The Streaming Rollout System (SRS) separates model evolution from runtime, speeding up iterations by up to three times through asynchronous management of partial generations.
Additional techniques include:
- Mixed precision (FP8) for memory efficiency
- Expert parallelism and kernel auto-tuning for MoE optimization
- ByteCheckpoint for robust checkpointing
- AutoTuner for optimized parallelism and memory settings
Human-Centric Evaluation and Applications
Human testing across creative writing, humanities, and general conversation showed Seed-Thinking-v1.5 outperforming DeepSeek R1, proving its real-world relevance.
The team notes that training on verifiable tasks enhanced generalization to creative domains, driven by rigorous mathematical workflows.
Implications for Technical Teams and Enterprises
For technical leaders overseeing LLM lifecycles, Seed-Thinking-v1.5 offers a model for integrating advanced reasoning into enterprise AI systems.
Its modular training, with verifiable datasets and multi-phase reinforcement learning, suits teams scaling LLM development with precise control.
Seed-Verifier and Seed-Thinking-Verifier enhance trustworthy reward modeling, vital for customer-facing or regulated settings.
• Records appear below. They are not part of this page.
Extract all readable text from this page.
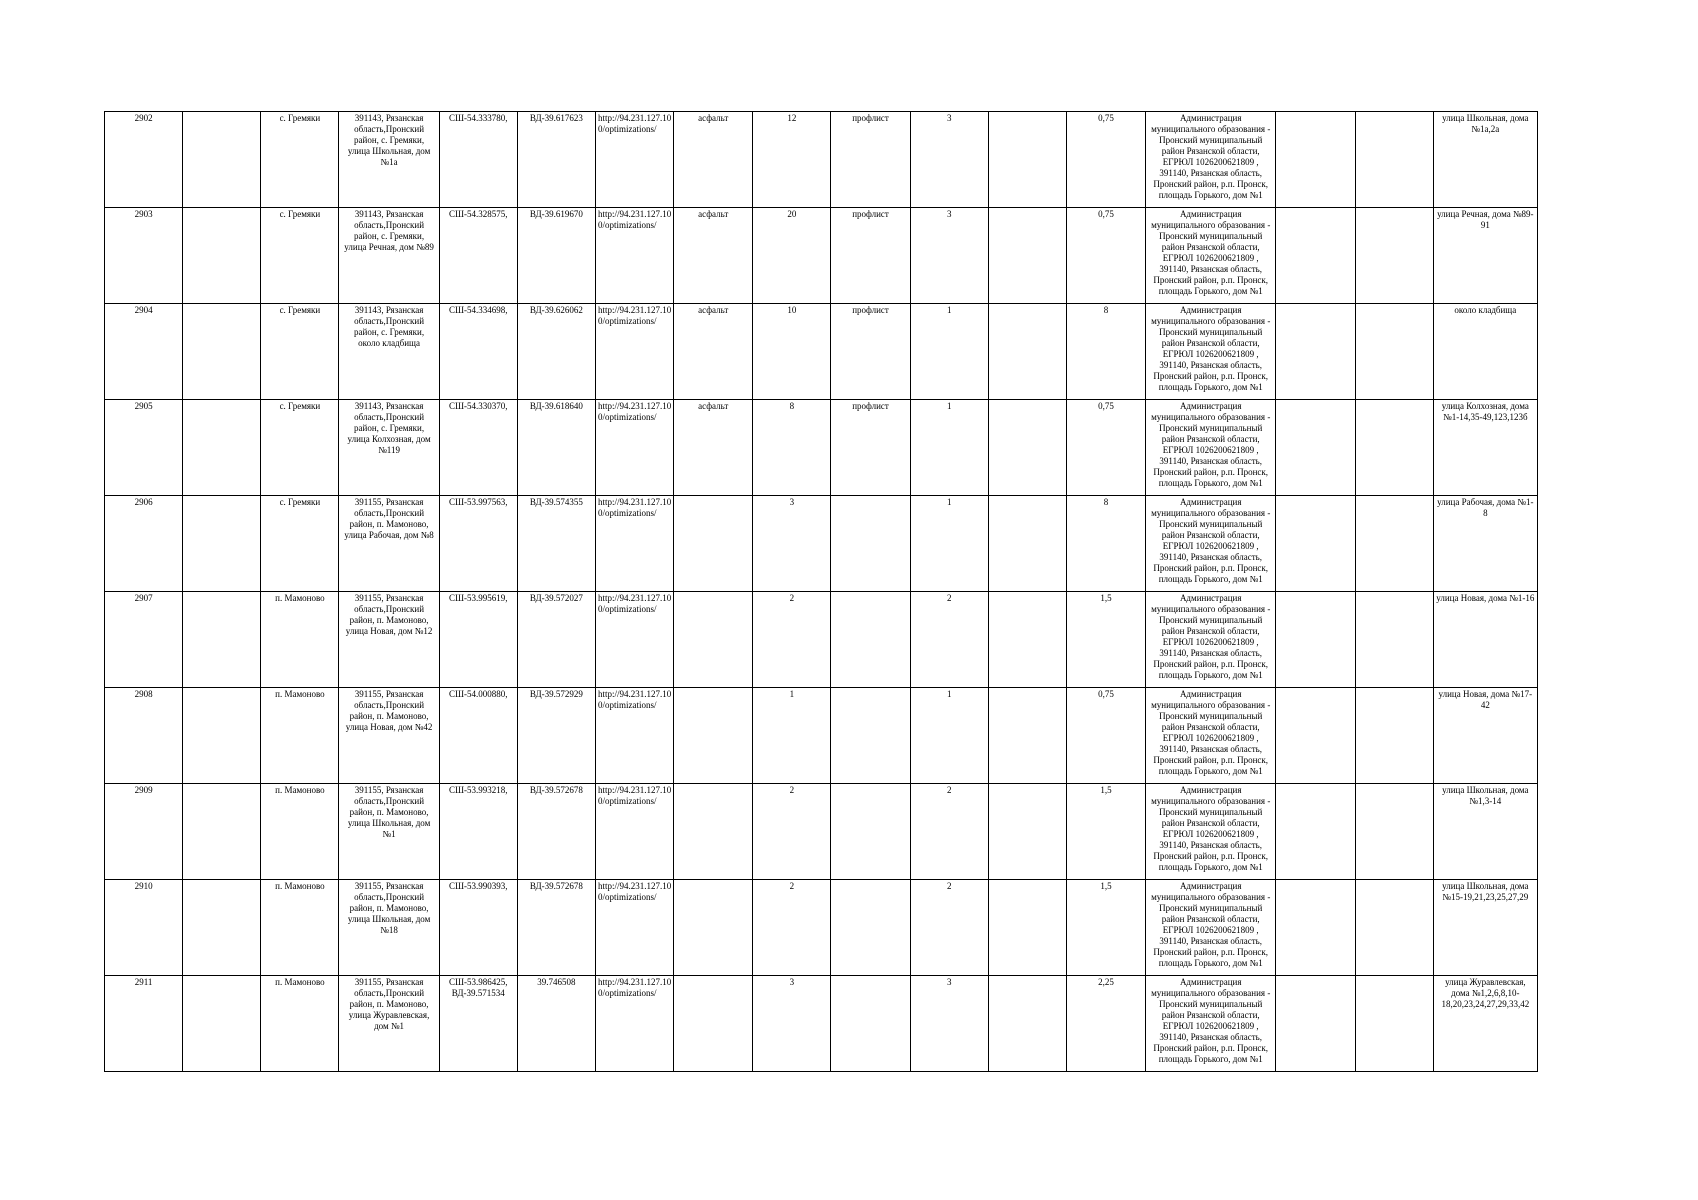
2902		с. Гремяки	391143, Рязанская область,Пронский район, с. Гремяки, улица Школьная, дом №1а	СШ-54.333780,	ВД-39.617623	http://94.231.127.10 0/optimizations/	асфальт	12	профлист	3		0,75	Администрация муниципального образования - Пронский муниципальный район Рязанской области, ЕГРЮЛ 1026200621809 , 391140, Рязанская область, Пронский район, р.п. Пронск, площадь Горького, дом №1			улица Школьная, дома №1а,2а
2903		с. Гремяки	391143, Рязанская область,Пронский район, с. Гремяки, улица Речная, дом №89	СШ-54.328575,	ВД-39.619670	http://94.231.127.10 0/optimizations/	асфальт	20	профлист	3		0,75	Администрация муниципального образования - Пронский муниципальный район Рязанской области, ЕГРЮЛ 1026200621809 , 391140, Рязанская область, Пронский район, р.п. Пронск, площадь Горького, дом №1			улица Речная, дома №89-91
2904		с. Гремяки	391143, Рязанская область,Пронский район, с. Гремяки, около кладбища	СШ-54.334698,	ВД-39.626062	http://94.231.127.10 0/optimizations/	асфальт	10	профлист	1		8	Администрация муниципального образования - Пронский муниципальный район Рязанской области, ЕГРЮЛ 1026200621809 , 391140, Рязанская область, Пронский район, р.п. Пронск, площадь Горького, дом №1			около кладбища
2905		с. Гремяки	391143, Рязанская область,Пронский район, с. Гремяки, улица Колхозная, дом №119	СШ-54.330370,	ВД-39.618640	http://94.231.127.10 0/optimizations/	асфальт	8	профлист	1		0,75	Администрация муниципального образования - Пронский муниципальный район Рязанской области, ЕГРЮЛ 1026200621809 , 391140, Рязанская область, Пронский район, р.п. Пронск, площадь Горького, дом №1			улица Колхозная, дома №1-14,35-49,123,123б
2906		с. Гремяки	391155, Рязанская область,Пронский район, п. Мамоново, улица Рабочая, дом №8	СШ-53.997563,	ВД-39.574355	http://94.231.127.10 0/optimizations/		3		1		8	Администрация муниципального образования - Пронский муниципальный район Рязанской области, ЕГРЮЛ 1026200621809 , 391140, Рязанская область, Пронский район, р.п. Пронск, площадь Горького, дом №1			улица Рабочая, дома №1-8
2907		п. Мамоново	391155, Рязанская область,Пронский район, п. Мамоново, улица Новая, дом №12	СШ-53.995619,	ВД-39.572027	http://94.231.127.10 0/optimizations/		2		2		1,5	Администрация муниципального образования - Пронский муниципальный район Рязанской области, ЕГРЮЛ 1026200621809 , 391140, Рязанская область, Пронский район, р.п. Пронск, площадь Горького, дом №1			улица Новая, дома №1-16
2908		п. Мамоново	391155, Рязанская область,Пронский район, п. Мамоново, улица Новая, дом №42	СШ-54.000880,	ВД-39.572929	http://94.231.127.10 0/optimizations/		1		1		0,75	Администрация муниципального образования - Пронский муниципальный район Рязанской области, ЕГРЮЛ 1026200621809 , 391140, Рязанская область, Пронский район, р.п. Пронск, площадь Горького, дом №1			улица Новая, дома №17-42
2909		п. Мамоново	391155, Рязанская область,Пронский район, п. Мамоново, улица Школьная, дом №1	СШ-53.993218,	ВД-39.572678	http://94.231.127.10 0/optimizations/		2		2		1,5	Администрация муниципального образования - Пронский муниципальный район Рязанской области, ЕГРЮЛ 1026200621809 , 391140, Рязанская область, Пронский район, р.п. Пронск, площадь Горького, дом №1			улица Школьная, дома №1,3-14
2910		п. Мамоново	391155, Рязанская область,Пронский район, п. Мамоново, улица Школьная, дом №18	СШ-53.990393,	ВД-39.572678	http://94.231.127.10 0/optimizations/		2		2		1,5	Администрация муниципального образования - Пронский муниципальный район Рязанской области, ЕГРЮЛ 1026200621809 , 391140, Рязанская область, Пронский район, р.п. Пронск, площадь Горького, дом №1			улица Школьная, дома №15-19,21,23,25,27,29
2911		п. Мамоново	391155, Рязанская область,Пронский район, п. Мамоново, улица Журавлевская, дом №1	СШ-53.986425, ВД-39.571534	39.746508	http://94.231.127.10 0/optimizations/		3		3		2,25	Администрация муниципального образования - Пронский муниципальный район Рязанской области, ЕГРЮЛ 1026200621809 , 391140, Рязанская область, Пронский район, р.п. Пронск, площадь Горького, дом №1			улица Журавлевская, дома №1,2,6,8,10-18,20,23,24,27,29,33,42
For teams with tight schedules, VAPO and dynamic sampling reduce iteration cycles, streamlining task-specific fine-tuning.
The hybrid infrastructure, including SRS and FP8 optimization, boosts training throughput and hardware efficiency, ideal for cloud and on-premises systems.
The model’s adaptive reward feedback addresses challenges in managing diverse data pipelines, ensuring consistency across domains.
For data engineers, the focus on rigorous data filtering and expert verification underscores the value of high-quality datasets in boosting model performance.
Looking Ahead
Developed by ByteDance’s Seed LLM Systems team, led by Yonghui Wu and represented publicly by Haibin Lin, Seed-Thinking-v1.5 builds on efforts like Doubao 1.5 Pro, using shared RLHF and data curation techniques.
The team aims to refine reinforcement learning, focusing on training efficiency and reward modeling for non-verifiable tasks. Releasing benchmarks like BeyondAIME will drive further progress in reasoning-focused AI research.